WASHINGTON » A long-standing competition worth tens of billions of dollars to build a new Air Force refueling tanker has become entangled in a glitch after the Air Force mistakenly provided the rival companies sensitive information that contained each other’s confidential bid.
Chicago-based Boeing Co. and the European Aeronautic Defence and Space Company (EADS), parent of Airbus, are in an intense competition for a $35 billion contract to build 179 new Air Force tankers based either on the Boeing 767 jetliner or the Airbus A330.
The Air Force confirmed late Friday that because of a clerical error the Air Force accidentally provided Boeing with detailed proprietary information about the EADS bid and corresponding information to EADS North America concerning the Boeing bid.

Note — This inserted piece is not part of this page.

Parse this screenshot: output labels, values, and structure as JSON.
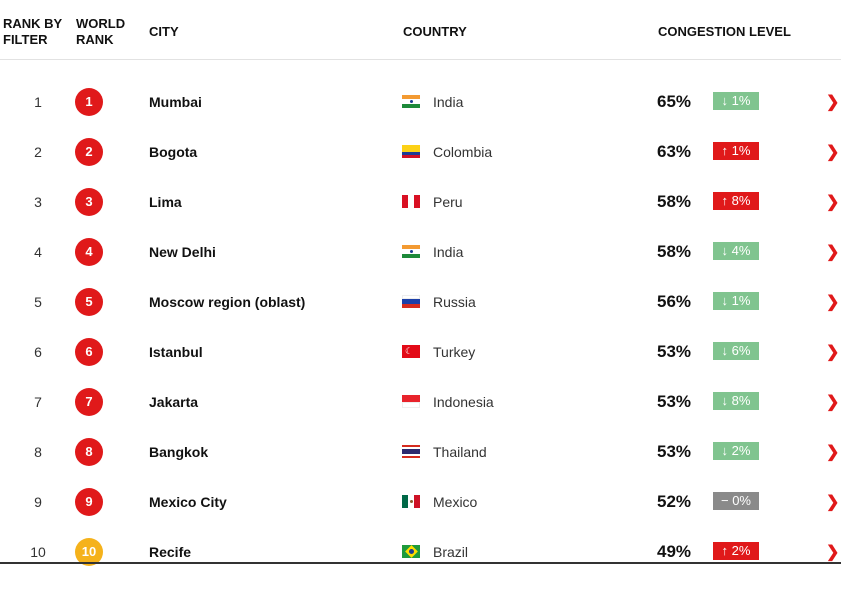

"It was a clerical error and involved a limited amount of source selection information," Air Force spokesman Col. Les Kodlick said in a telephone interview. Kodlick declined to be more specific about what data had been transmitted.
Source selection information is data critical to the Air Force’s making a decision on which bid to select and could include technical data about the competing aircraft as well as financial information. The Seattle Times, which first reported Friday on the Air Force mixup, said the data included crucial pricing information on the competing bids.
Kodlick said the incident "will not delay" the awarding of the contract, which had been expected before year’s end but recently had been postponed until early next year. Kodlick said the postponement was not related to the disclosure of proprietary data.
It was not clear what use — if any — the two companies made of the information they received, reportedly on a computer disk.
"As soon as it happened and they received (the information), they recognized the errors and contacted the Air Force contracting officers," said Kodlick. He said the Air Force has taken steps "to make sure both companies have access to the same information."
But if the information included price data, it could have an impact on each company’s final bid proposal. Pricing has been a key issue in the competition. Last summer, Boeing CEO Jim McNerney expressed concern in a meeting with securities analysts that his company might be underbid by its European competitor.
The Air Force is reviewing how the disclosures occurred and is "taking steps that it doesn’t happen again," said Kodlick.
Sen. Maria Cantwell, D-Wash., who was briefed Friday on the incident, called the mix-up "an inexcusable mishandling by the Air Force of very sensitive, proprietary data" and was concerned that it might delay the contract decision, according to the Times.